Mutation in type II procollagen (COL2A1) that substitutes aspartate for glycine alpha 1-67 and that causes cataracts and retinal detachment: evidence for molecular heterogeneity in the Wagner syndrome and the Stickler syndrome (arthro-ophthalmopathy).

A search for mutations in the gene for type II procollagen (COL2A1) was carried out in affected members of a family with early-onset cataracts, lattice degeneration of the retina, and retinal detachment. They had no symptoms suggestive of involvement of nonocular tissues, as is typically found in the Stickler syndrome. The COL2A1 gene was amplified with PCR, and the products were analyzed by denaturing gradient gel electrophoresis.
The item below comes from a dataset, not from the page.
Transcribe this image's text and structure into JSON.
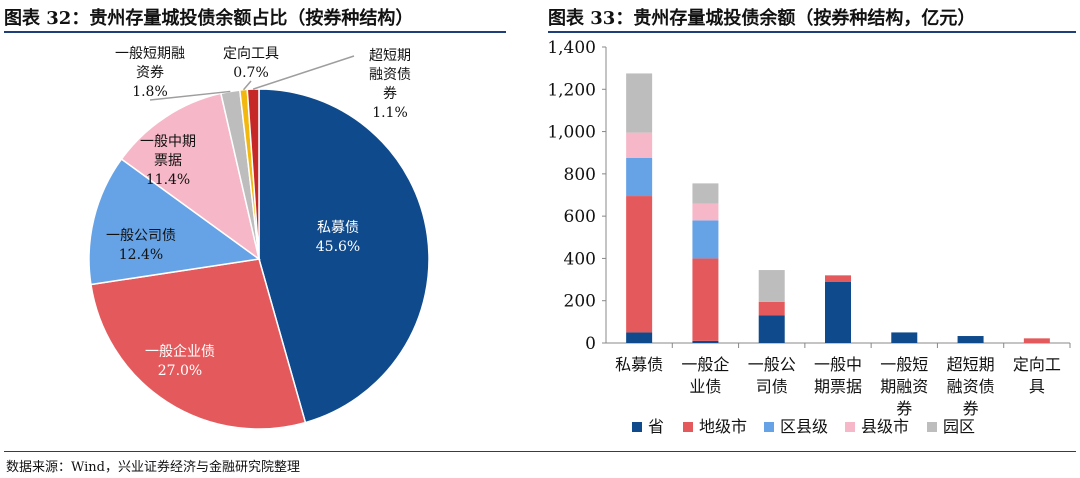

The results suggested a mutation in one allele for exon 10. Sequencing of the fragment demonstrated a single-base mutation that converted the codon for glycine at position alpha 1-67 to aspartate. The mutation was found in three affected members of the family available for study but not in unaffected members or 100 unrelated individuals. Comparison with previously reported mutations suggested that mutations introducing premature termination codons in the COL2A1 gene are a frequent cause of the Stickler syndrome, but mutations in the COL2A1 gene that replace glycine codons with codons for bulkier amino acid can produce a broad spectrum of disorders that range from lethal chondrodysplasias to a syndrome involving only ocular tissues, similar to the syndrome in the family originally described by Wagner in 1938.[1]